Gerne erzählt Christoph folgende Anekdote: „Kürzlich kam ein Anwohner der Filiale in der Reichenbachstraße hinunter ins Geschäft. Unsere Mitarbeiter dachten schon, er käme, um sich zu beschweren. Tatsächlich kam er bloß, um sich zu bedanken: Aus seinem Wohnungsfenster blicke er nun immerzu auf dieses eine Wort: Glücklich.“

Dass der Erfolg des Ladens zu großen Teilen auch dem originellen Namen zu verdanken ist, davon ist Christoph überzeugt. „Jeder weiß, dass Konsum nicht glücklich macht und trotzdem überkommen einen beim Shoppen teilweise obszöne Hochgefühle“, lacht Christoph. Mittlerweile wurde der Name des Ladens hundertfach kopiert.
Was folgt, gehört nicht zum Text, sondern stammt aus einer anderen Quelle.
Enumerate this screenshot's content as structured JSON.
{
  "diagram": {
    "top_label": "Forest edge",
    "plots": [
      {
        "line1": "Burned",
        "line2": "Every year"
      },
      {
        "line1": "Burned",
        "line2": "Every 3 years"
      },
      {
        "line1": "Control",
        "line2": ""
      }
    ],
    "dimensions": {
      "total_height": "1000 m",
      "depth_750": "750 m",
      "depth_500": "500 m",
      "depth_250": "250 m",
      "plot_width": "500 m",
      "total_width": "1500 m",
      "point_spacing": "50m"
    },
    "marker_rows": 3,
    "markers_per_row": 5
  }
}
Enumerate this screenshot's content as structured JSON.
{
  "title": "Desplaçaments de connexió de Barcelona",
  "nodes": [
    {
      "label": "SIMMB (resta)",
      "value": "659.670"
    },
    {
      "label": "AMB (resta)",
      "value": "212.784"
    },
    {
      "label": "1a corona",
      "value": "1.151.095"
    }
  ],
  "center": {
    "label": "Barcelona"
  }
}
Flohmärkte heißen heute „Trödel dich glücklich“, Wohngeschäfte „Wohn dich glücklich“ und sogar der österreichische Mediamarkt wirbt seit Neuestem mit dem Spruch „Kauf dich glücklich“. Es liegt eine bissige Ironie, aber auch eine sympathische Verzeihlichkeit in den drei Worten mit dem hübschen Binnenreim. Doch weil man eine Abfolge mehrerer Worte nicht schützen kann, haben die Beiden auf Nachahmer keinen Einfluss. Sie besitzen bloß das Recht an der Bildmarke. Und müssen sehr aufpassen, dass man sich nicht doch irgendwann an den drei Worten sattgehört hat.